Morgan Stanley said its fourth-quarter profit rose, excluding the impact from the new tax law, as its giant wealth-management business continues to churn out reliable profits.

Morgan Stanley, the last of the big Wall Street firms to give its quarterly numbers, reported net income of $686 million, or 29 cents a share. Revenue rose to $9.5 billion from $9.02 billion in the year-ago quarter.

Excluding a tax provision of nearly $1 billion, Morgan Stanley earned $1.7 billion, or 84 cents a share, up from $1.5 billion, or 74 cents a share, a year ago.

Analysts had expected earnings of 77 cents a share, excluding the impact from the new tax law, which has hit each of the big banks to varying degrees.

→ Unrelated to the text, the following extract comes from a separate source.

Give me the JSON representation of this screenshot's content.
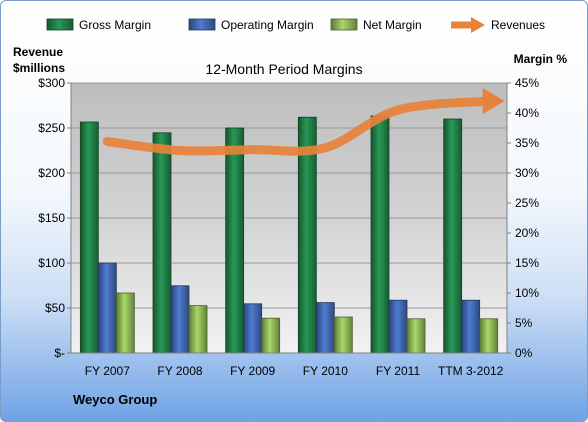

Morgan Stanley's closest rival, Goldman Sachs Group Inc., on Wednesday reported core profits that were slightly higher than 2016, as strength in investment banking and lending overcame continued problems in its trading arm. The two firms have similar footprints in investment banking and trading, and are old rivals in these core Wall Street activities.

Morgan Stanley's X-Factor increasingly is its giant retail brokerage, which oversees $2.3 trillion for some 3.5 million American households. This business gets most of its revenue from steady fees, assessed as a percentage of client portfolios whose value has marched higher with the stock market.